James L Wolf <jwol@xxxxxxx> wrote:
   
  In response to Dave Lewis...
    ***Again, I refer you to the original question. What you, Christian
Marclay, John Cage and and other non-hip-hop people may have done with turntables might be historically significant or not from our vantage point today. But, historically, it also has nothing to do with hip-hop or the turntable techniques which were being developed in the South Bronx in the early 1970s.
   
  And Don Andes in response to Tom Fine...
  
***It is just as likely that someone played an augmented chord on a harpsichord/piano days soon after the instrument was invented, yet augmented chords didn't get properly "discovered" until over a hundred years later.
  
***It's a common logical falacy to assert that precedence equals influence (or some variety of that). 
   
  To which I respond...
   
  Did a tone cluster become a tone cluster when it was used by Henry Cowell or Ives, or was it a tone cluster when it was used by Rebel in his work the Elements or when used by Scarlatti in one of his Sonatas?

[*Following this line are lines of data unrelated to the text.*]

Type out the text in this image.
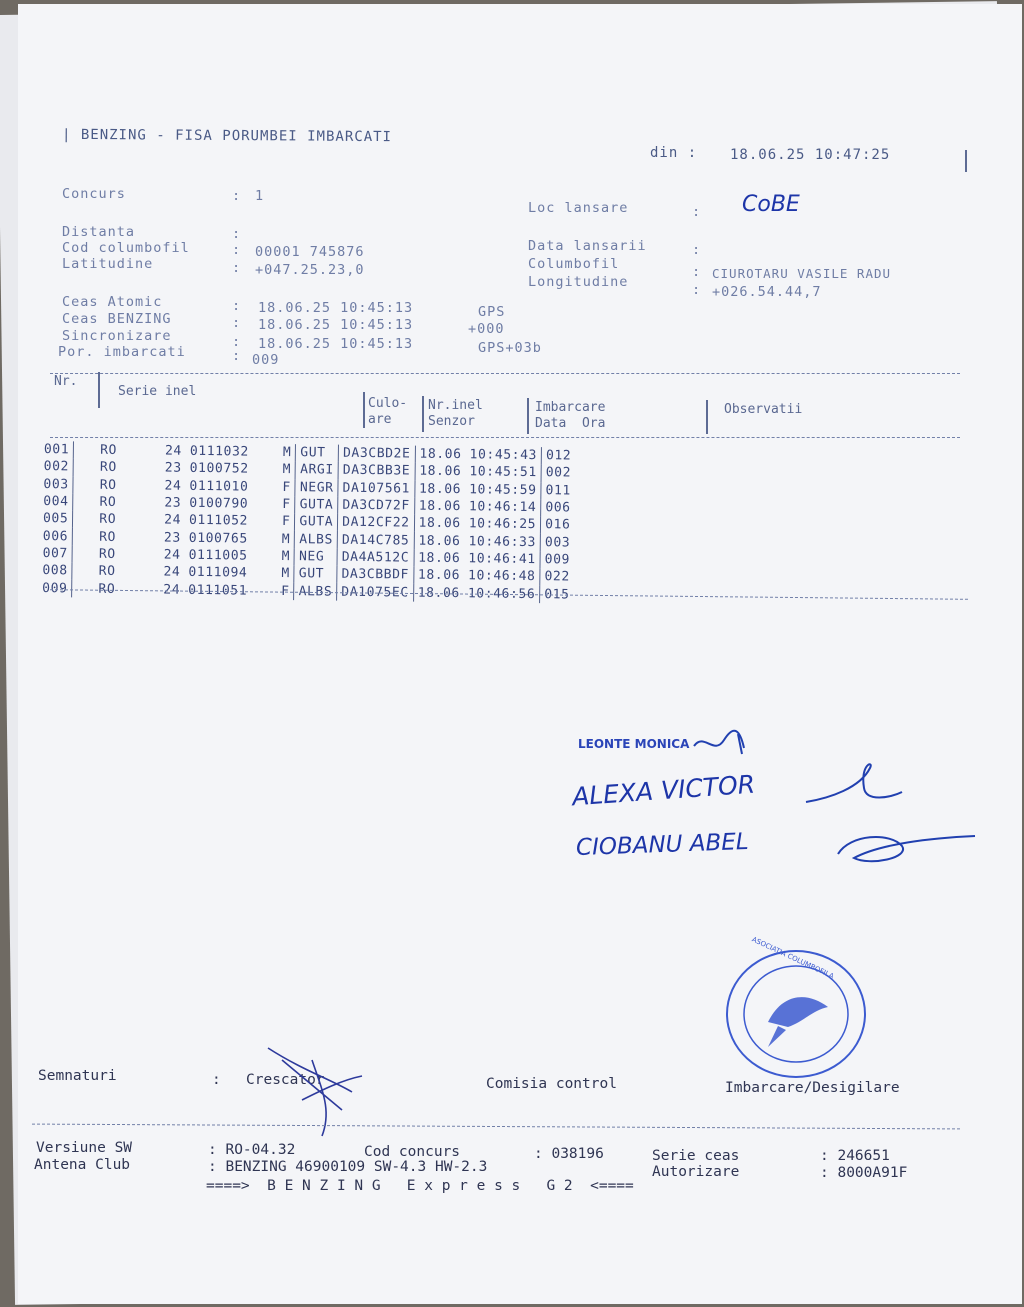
| BENZING - FISA PORUMBEI IMBARCATI
din : 18.06.25 10:47:25
Concurs	: 1
Distanta	:
Cod columbofil	: 00001 745876
Latitudine	: +047.25.23,0
Loc lansare	: CoBE
Data lansarii	:
Columbofil	: CIUROTARU VASILE RADU
Longitudine	: +026.54.44,7
Ceas Atomic	: 18.06.25 10:45:13	GPS
Ceas BENZING	: 18.06.25 10:45:13	+000
Sincronizare	: 18.06.25 10:45:13	GPS+03b
Por. imbarcati	: 009
Nr.
Serie inel
Culo-
are
Nr.inel
Senzor
Imbarcare
Data  Ora
Observatii
001	RO	24	0111032	M	GUT	DA3CBD2E	18.06	10:45:43	012
002	RO	23	0100752	M	ARGI	DA3CBB3E	18.06	10:45:51	002
003	RO	24	0111010	F	NEGR	DA107561	18.06	10:45:59	011
004	RO	23	0100790	F	GUTA	DA3CD72F	18.06	10:46:14	006
005	RO	24	0111052	F	GUTA	DA12CF22	18.06	10:46:25	016
006	RO	23	0100765	M	ALBS	DA14C785	18.06	10:46:33	003
007	RO	24	0111005	M	NEG	DA4A512C	18.06	10:46:41	009
008	RO	24	0111094	M	GUT	DA3CBBDF	18.06	10:46:48	022
009	RO	24	0111051	F	ALBS	DA1075EC	18.06	10:46:56	015
LEONTE MONICA
ALEXA VICTOR
CIOBANU ABEL
ASOCIATIA COLUMBOFILA
Semnaturi	: Crescator	Comisia control	Imbarcare/Desigilare
Versiune SW	: RO-04.32	Cod concurs	: 038196	Serie ceas	: 246651
Antena Club	: BENZING 46900109 SW-4.3 HW-2.3	Autorizare	: 8000A91F
====>  B E N Z I N G   E x p r e s s   G 2  <====
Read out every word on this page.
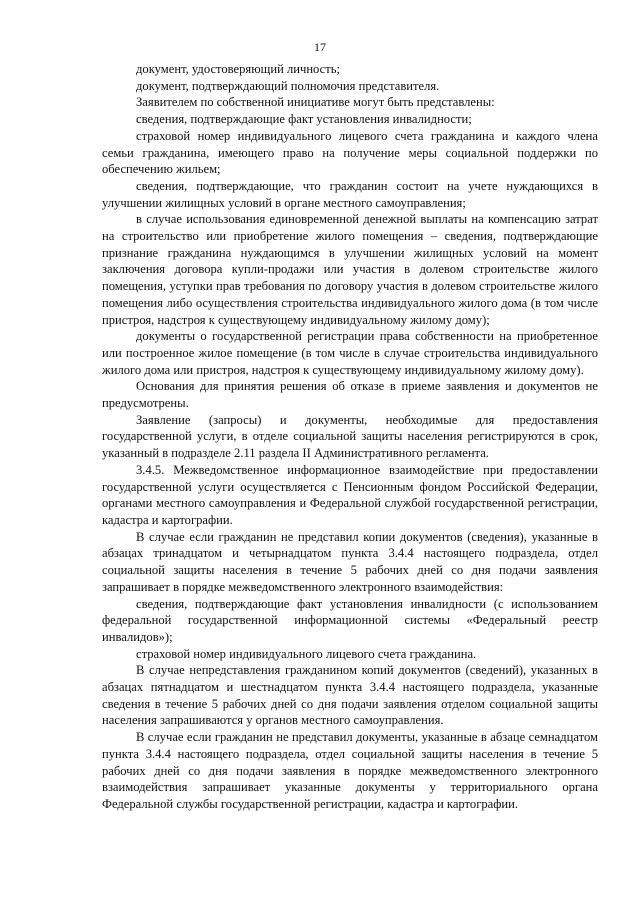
17

документ, удостоверяющий личность;

документ, подтверждающий полномочия представителя.

Заявителем по собственной инициативе могут быть представлены:

сведения, подтверждающие факт установления инвалидности;

страховой номер индивидуального лицевого счета гражданина и каждого члена семьи гражданина, имеющего право на получение меры социальной поддержки по обеспечению жильем;

сведения, подтверждающие, что гражданин состоит на учете нуждающихся в улучшении жилищных условий в органе местного самоуправления;

в случае использования единовременной денежной выплаты на компенсацию затрат на строительство или приобретение жилого помещения – сведения, подтверждающие признание гражданина нуждающимся в улучшении жилищных условий на момент заключения договора купли-продажи или участия в долевом строительстве жилого помещения, уступки прав требования по договору участия в долевом строительстве жилого помещения либо осуществления строительства индивидуального жилого дома (в том числе пристроя, надстроя к существующему индивидуальному жилому дому);

документы о государственной регистрации права собственности на приобретенное или построенное жилое помещение (в том числе в случае строительства индивидуального жилого дома или пристроя, надстроя к существующему индивидуальному жилому дому).

Основания для принятия решения об отказе в приеме заявления и документов не предусмотрены.

Заявление (запросы) и документы, необходимые для предоставления государственной услуги, в отделе социальной защиты населения регистрируются в срок, указанный в подразделе 2.11 раздела II Административного регламента.

3.4.5. Межведомственное информационное взаимодействие при предоставлении государственной услуги осуществляется с Пенсионным фондом Российской Федерации, органами местного самоуправления и Федеральной службой государственной регистрации, кадастра и картографии.

В случае если гражданин не представил копии документов (сведения), указанные в абзацах тринадцатом и четырнадцатом пункта 3.4.4 настоящего подраздела, отдел социальной защиты населения в течение 5 рабочих дней со дня подачи заявления запрашивает в порядке межведомственного электронного взаимодействия:

сведения, подтверждающие факт установления инвалидности (с использованием федеральной государственной информационной системы «Федеральный реестр инвалидов»);

страховой номер индивидуального лицевого счета гражданина.

В случае непредставления гражданином копий документов (сведений), указанных в абзацах пятнадцатом и шестнадцатом пункта 3.4.4 настоящего подраздела, указанные сведения в течение 5 рабочих дней со дня подачи заявления отделом социальной защиты населения запрашиваются у органов местного самоуправления.

В случае если гражданин не представил документы, указанные в абзаце семнадцатом пункта 3.4.4 настоящего подраздела, отдел социальной защиты населения в течение 5 рабочих дней со дня подачи заявления в порядке межведомственного электронного взаимодействия запрашивает указанные документы у территориального органа Федеральной службы государственной регистрации, кадастра и картографии.
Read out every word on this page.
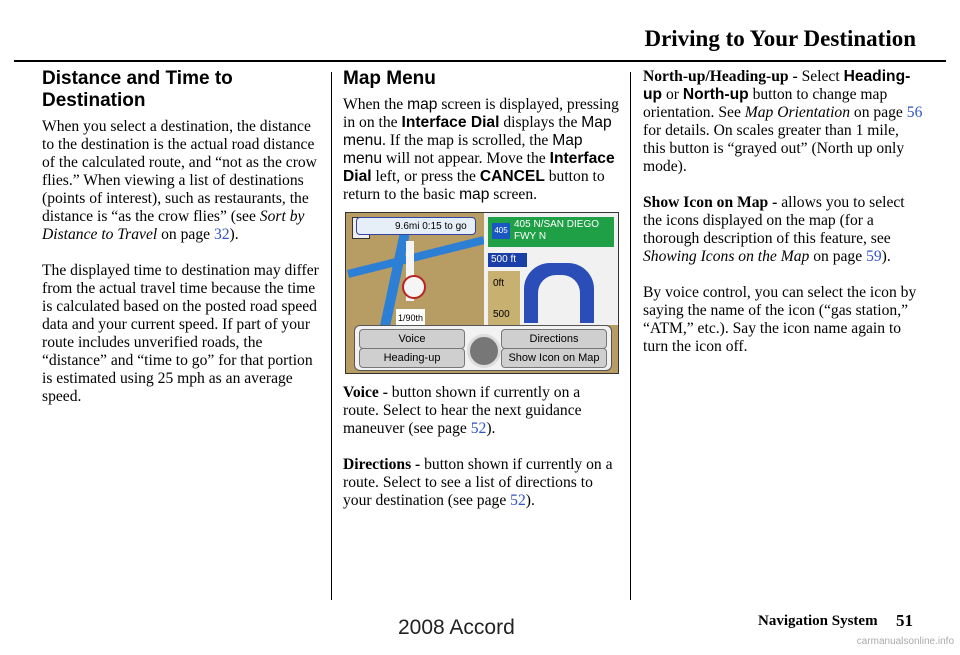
Driving to Your Destination
Distance and Time to Destination

When you select a destination, the distance to the destination is the actual road distance of the calculated route, and “not as the crow flies.” When viewing a list of destinations (points of interest), such as restaurants, the distance is “as the crow flies” (see Sort by Distance to Travel on page 32).

The displayed time to destination may differ from the actual travel time because the time is calculated based on the posted road speed data and your current speed. If part of your route includes unverified roads, the “distance” and “time to go” for that portion is estimated using 25 mph as an average speed.

Map Menu

When the map screen is displayed, pressing in on the Interface Dial displays the Map menu. If the map is scrolled, the Map menu will not appear. Move the Interface Dial left, or press the CANCEL button to return to the basic map screen.

9.6mi 0:15 to go
1/90th
405
405 N/SAN DIEGO FWY N
500 ft
0ft
500
Voice	Directions
Heading-up	Show Icon on Map

Voice - button shown if currently on a route. Select to hear the next guidance maneuver (see page 52).

Directions - button shown if currently on a route. Select to see a list of directions to your destination (see page 52).

North-up/Heading-up - Select Heading-up or North-up button to change map orientation. See Map Orientation on page 56 for details. On scales greater than 1 mile, this button is “grayed out” (North up only mode).

Show Icon on Map - allows you to select the icons displayed on the map (for a thorough description of this feature, see Showing Icons on the Map on page 59).

By voice control, you can select the icon by saying the name of the icon (“gas station,” “ATM,” etc.). Say the icon name again to turn the icon off.

Navigation System 51
2008 Accord
carmanualsonline.info
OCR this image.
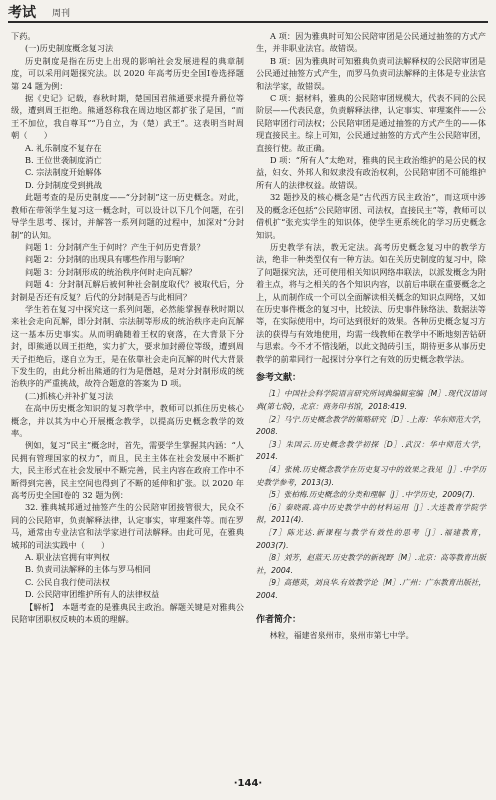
考试 周刊

下药。

(一)历史制度概念复习法

历史制度是指在历史上出现的影响社会发展进程的典章制度，可以采用问题探究法。以 2020 年高考历史全国Ⅰ卷选择题第 24 题为例：

据《史记》记载，春秋时期，楚国国君熊通要求提升爵位等级，遭到周王拒绝。熊通怒称我在周边地区都扩张了是国，“而王不加位，我自尊耳”“乃自立，为（楚）武王”。这表明当时周朝（　　）

A. 礼乐制度不复存在

B. 王位世袭制度消亡

C. 宗法制度开始解体

D. 分封制度受到挑战

此题考查的是历史制度——“分封制”这一历史概念。对此，教师在带领学生复习这一概念时，可以设计以下几个问题，在引导学生思考、探讨，并解答一系列问题的过程中，加深对“分封制”的认知。

问题 1：分封制产生于何时？产生于何历史背景？

问题 2：分封制的出现具有哪些作用与影响？

问题 3：分封制形成的统治秩序何时走向瓦解？

问题 4：分封制瓦解后被何种社会制度取代？被取代后，分封制是否还有反复？后代的分封制是否与此相同？

学生若在复习中探究这一系列问题，必然能掌握春秋时期以来社会走向瓦解，即分封制、宗法制等形成的统治秩序走向瓦解这一基本历史事实。从而明确随着王权的衰落，在大背景下分封，即熊通以周王拒绝，实力扩大，要求加封爵位等级，遭到周天子拒绝后，遂自立为王，是在依靠社会走向瓦解的时代大背景下发生的，由此分析出熊通的行为是僭越，是对分封制形成的统治秩序的严重挑战，故符合题意的答案为 D 项。

(二)抓核心并补扩复习法

在高中历史概念知识的复习教学中，教师可以抓住历史核心概念，并以其为中心开展概念教学，以提高历史概念教学的效率。

例如，复习“民主”概念时，首先，需要学生掌握其内涵：“人民拥有管理国家的权力”，而且，民主主体在社会发展中不断扩大，民主形式在社会发展中不断完善，民主内容在政府工作中不断得到完善，民主空间也得到了不断的延伸和扩张。以 2020 年高考历史全国Ⅰ卷的 32 题为例：

32. 雅典城邦通过抽签产生的公民陪审团接管很大，民众不同的公民陪审，负责解释法律，认定事实，审理案件等。而在罗马，通常由专业法官和法学家进行司法解释。由此可见，在雅典城邦的司法实践中（　　）

A. 职业法官拥有审判权

B. 负责司法解释的主体与罗马相同

C. 公民自我行使司法权

D. 公民陪审团维护所有人的法律权益

【解析】　本题考查的是雅典民主政治。解题关键是对雅典公民陪审团职权反映的本质的理解。

A 项：因为雅典时可知公民陪审团是公民通过抽签的方式产生，并非职业法官。故错误。

B 项：因为雅典时可知雅典负责司法解释权的公民陪审团是公民通过抽签方式产生，而罗马负责司法解释的主体是专业法官和法学家，故错误。

C 项：据材料，雅典的公民陪审团规模大，代表不同的公民阶层——代表民意，负责解释法律，认定事实、审理案件——公民陪审团行司法权；公民陪审团是通过抽签的方式产生的——体现直接民主。综上可知，公民通过抽签的方式产生公民陪审团，直接行使。故正确。

D 项：“所有人”太绝对，雅典的民主政治维护的是公民的权益，妇女、外邦人和奴隶没有政治权利，公民陪审团不可能维护所有人的法律权益。故错误。

32 题抄及的核心概念是“古代西方民主政治”，而这项中涉及的概念还包括“公民陪审团、司法权，直接民主”等，教师可以借机扩“张充实学生的知识体，使学生更系统化的学习历史概念知识。

历史教学有法，教无定法。高考历史概念复习中的教学方法，绝非一种类型仅有一种方法。如在关历史制度的复习中，除了问题探究法，还可使用相关知识网络串联法，以派发概念为附着主点，将与之相关的各个知识内容，以前后串联在重要概念之上，从而制作成一个可以全面解读相关概念的知识点网络，又如在历史事件概念的复习中，比较法、历史事件脉络法、数据法等等，在实际使用中，均可达到很好的效果。各种历史概念复习方法的获得与有效地使用，均需一线教师在教学中不断地刻苦钻研与思索。今不才不惜浅陋，以此文抛砖引玉，期待更多从事历史教学的前辈同行一起探讨分享行之有效的历史概念教学法。

参考文献：

［1］中国社会科学院语言研究所词典编辑室编［M］.现代汉语词典(第七版)，北京：商务印书馆，2018:419.

［2］马宁.历史概念教学的策略研究［D］.上海：华东师范大学，2008.

［3］朱国云.历史概念教学初探［D］.武汉：华中师范大学，2014.

［4］张桃.历史概念教学在历史复习中的效果之我见［J］.中学历史教学参考，2013(3).

［5］张柏梅.历史概念的分类和理解［J］.中学历史，2009(7).

［6］秦晓霞.高中历史教学中的材料运用［J］.大连教育学院学报，2011(4).

［7］陈光达.新课程与教学有效性的思考［J］.福建教育，2003(7).

［8］刘芳，赵蓝天.历史教学的新视野［M］.北京：高等教育出版社，2004.

［9］高德英，刘良华.有效教学论［M］.广州：广东教育出版社，2004.

作者简介：

林粒，福建省泉州市，泉州市第七中学。

·144·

Was the tone row invented by Lassus in his Prophetae Sibyllarum? Is the "Tristan" chord the defining moment in the history of the augmented sixth chord?
   
  I guess the point I have been trying to make (obviously without success), and question I have tried to raise,  is what is the significance of the notion of "firsts" within the context of an intellectual and historical discourse devoted to creative expression?
   
  James Wolf adds in his response to Dave Lewis: 

  ***You clearly have a personal axe to grind on this issue. To be fair, so do I. Even thirty years down the road, hip-hop is not afforded much respect from the gate-keepers of "serious" music. I've lost count of the number of times I've heard it dismissed by classical scholars and the like as "noise" or some other equivilant of the "jungle music" epithet jazz got thrown at it in the twenties. 
   
  ***Even on this list, some people feel it is unseemly for the Library of Congress to include hip-hop records on its National Recording Registry. I leave it to others to figure out why there might such prejudice against this uniquely American art form.
   
  As for feeling like an outsider...welcome to the club. I happen to think that some of the American "classical music" composers of the late 19th and early 20th Century are amongst the greatest composers since Beethoven. I also believe, one of the composers I cited, Stefan Wolpe, to be one of the towering giants of 20th Century music. 
   
  Having spent the bulk of my life in academe, I have developed the perspective that the legitimatization of any art form is the quickest way to its quantification, and, ultimately, its demise as a form of human expression.
   
  Actually, when you come to think of it, having your stuff called noise puts you in the company of people like Varese...not bad company from my perspective.